Еще пару секунд голос тянул слово «свинья», а тот самый зад, плюхнувшийся в грязь, стоял перед глазами алкоголика и пузырил зелено-коричневую жижу, а затем внезапно видение рассеялось, стих голос и громко ударил духовой оркестр. Точнее, вначале раскатисто ударили в барабаны, потом звякнули медные литавры, и в тот же миг подключились к этому гулкому звону медные духовые трубы, альты, корнеты, тромбоны и что-то еще. Они весело и звучно, торжественно и надменно заиграли какое-то оригинальное сочинение.
«Трам…бам…бам…» – звучало в голове, и, прислушиваясь к музыке, Витек вскоре разобрал, а разобрав, припомнил, что это на самом деле играли марш. И похоже, (если ему не изменяла память) знаменитый «Триумфальный марш»…
Еще немного в мозгах надрывно стучали барабаны, гремели литавры и трубы, а после, нежданно, все стихло, и, как всегда, это произошло столь молниеносно, что Витька вздрогнул всем телом от столь стремительного окончания марша…
Прошло несколько секунд, и второй голос негромко заметил:
– Ты, Витька, запомни: либо сей же миг прекрати бухать, выгони эту пьяную нечисть, что поселилась у тебя в доме, возьмись за ум и вернись в лоно своей семьи, к своей родне… Либо… либо мы тебе покажем, где на самом деле раки зимуют!!!
Услышав это жуткое и прозвучавшее словно свист, сопровождающийся гулко-звенящим порывом ветра, предупреждение, Виктор Сергеевич громко икнул и в тот же миг, закрыв глаза, повалился с табурета прямо на грязный линолеум, что устилал собою деревянный пол… Наверно, он уснул, лишился сознания, памяти или, как правильно говорили голоса, – последних мозгов.
Глава третья
Однако Витька, как можно понять, не послушался предупреждения.

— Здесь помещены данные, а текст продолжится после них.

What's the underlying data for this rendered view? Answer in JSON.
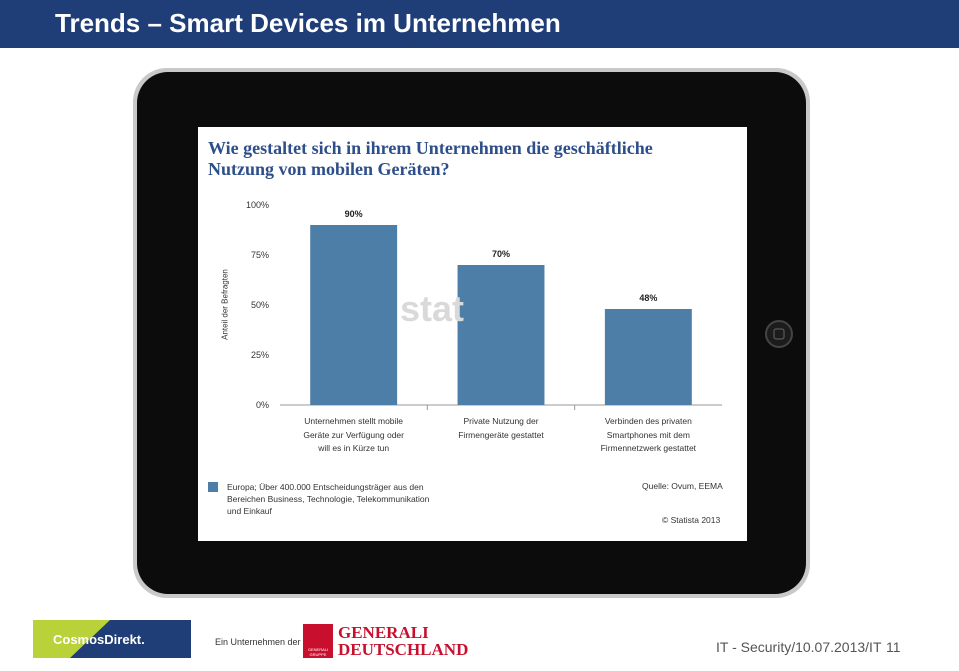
{
  "header": {
    "title": "Trends – Smart Devices im Unternehmen"
  },
  "chart_data": {
    "type": "bar",
    "title": "Wie gestaltet sich in ihrem Unternehmen die geschäftliche Nutzung von mobilen Geräten?",
    "y_label": "Anteil der Befragten",
    "categories": [
      "Unternehmen stellt mobile Geräte zur Verfügung oder will es in Kürze tun",
      "Private Nutzung der Firmengeräte gestattet",
      "Verbinden des privaten Smartphones mit dem Firmennetzwerk gestattet"
    ],
    "values": [
      90,
      70,
      48
    ],
    "value_labels": [
      "90%",
      "70%",
      "48%"
    ],
    "color": "#4d7ea8",
    "ylim": [
      0,
      100
    ],
    "yticks": [
      {
        "value": 0,
        "label": "0%"
      },
      {
        "value": 25,
        "label": "25%"
      },
      {
        "value": 50,
        "label": "50%"
      },
      {
        "value": 75,
        "label": "75%"
      },
      {
        "value": 100,
        "label": "100%"
      }
    ],
    "watermark": "stat",
    "note": "Europa; Über 400.000 Entscheidungsträger aus den Bereichen Business, Technologie, Telekommunikation und Einkauf",
    "source": "Quelle: Ovum, EEMA",
    "copyright": "© Statista 2013"
  },
  "footer": {
    "logo_cosmos": "CosmosDirekt.",
    "company_of": "Ein Unternehmen der",
    "logo_generali": "GENERALI DEUTSCHLAND",
    "logo_generali_small": "GENERALI GRUPPE",
    "slide_info": "IT - Security/10.07.2013/IT",
    "page": "11"
  }
}
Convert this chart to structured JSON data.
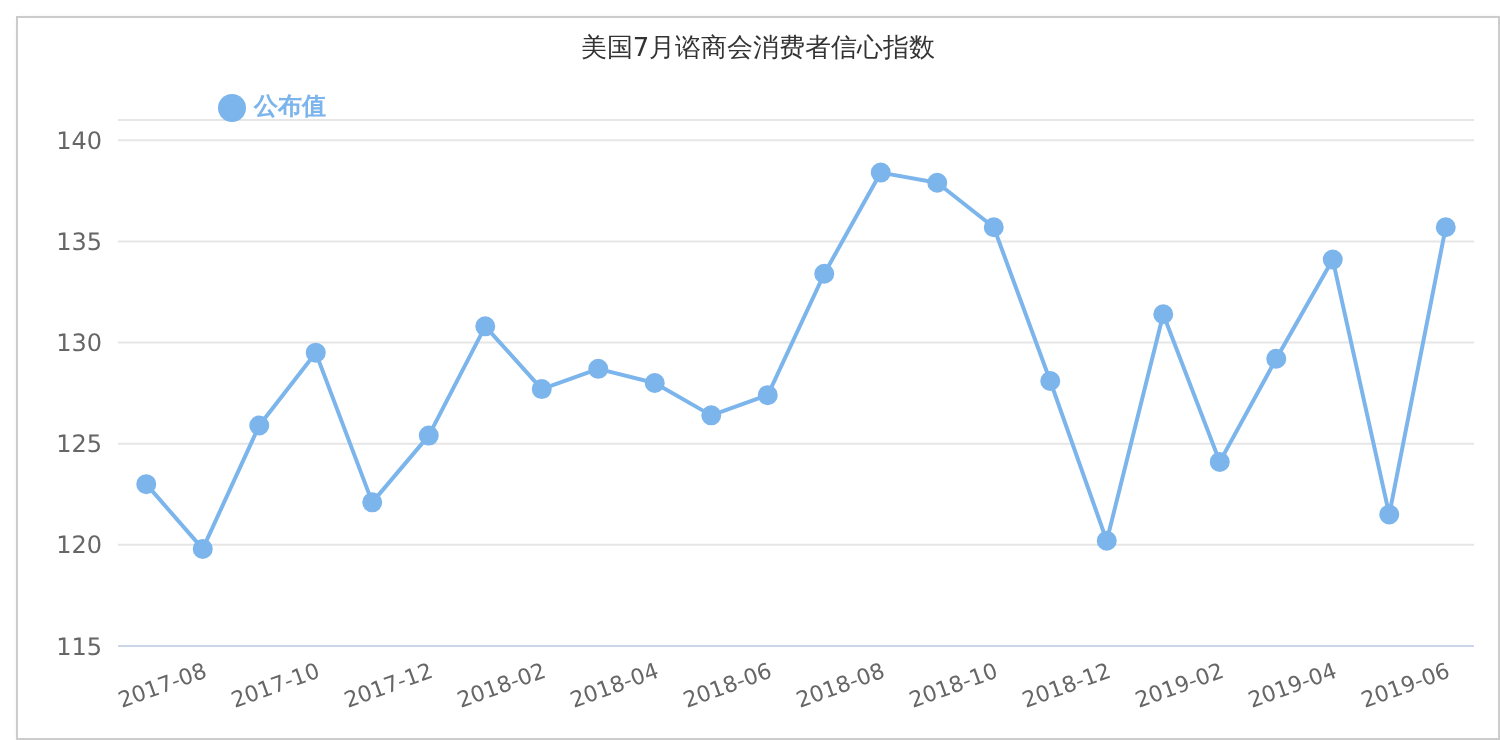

Он давно уже потерял свою совесть, любовь к семье и родне – все те прекрасные чувства, что живут в наших душах и зовутся отзывчивостью, ответственностью, сопереживанием, верностью, жертвенностью и, несомненно, любовью… Все это он уже давно растерял, похоронил и позабыл… Осталась в его душе только выпивка, без каковой он не хотел и, наверно, уже, увы, не мог жить… Именно эта горячительная, спиртосодержащая, мутная или прозрачная жидкость заполонила собою и всю его душу, и весь его мозг.
За эти несколько дней, когда в мозгу его зазвучали голоса, Витюха практически не спал, а если и спал, то лишь урывками. Ему удавалось уснуть всего на час-два, не более, в сутки, а появившаяся бессонница мучила и изводила его неумолкающими ни на миг разговорами внутри головы, так что от этой какофонии не всегда хотелось пить ту самую «Жидкость» – гигиенический антисептик для рук. Она почему-то стала вызывать приступы тошноты, головокружение, обильное потоотделение, и еще внезапно стали болеть очи, в них появилась острая, режущая боль, словно изнутри кто-то тыкал иголочками в глазное яблоко.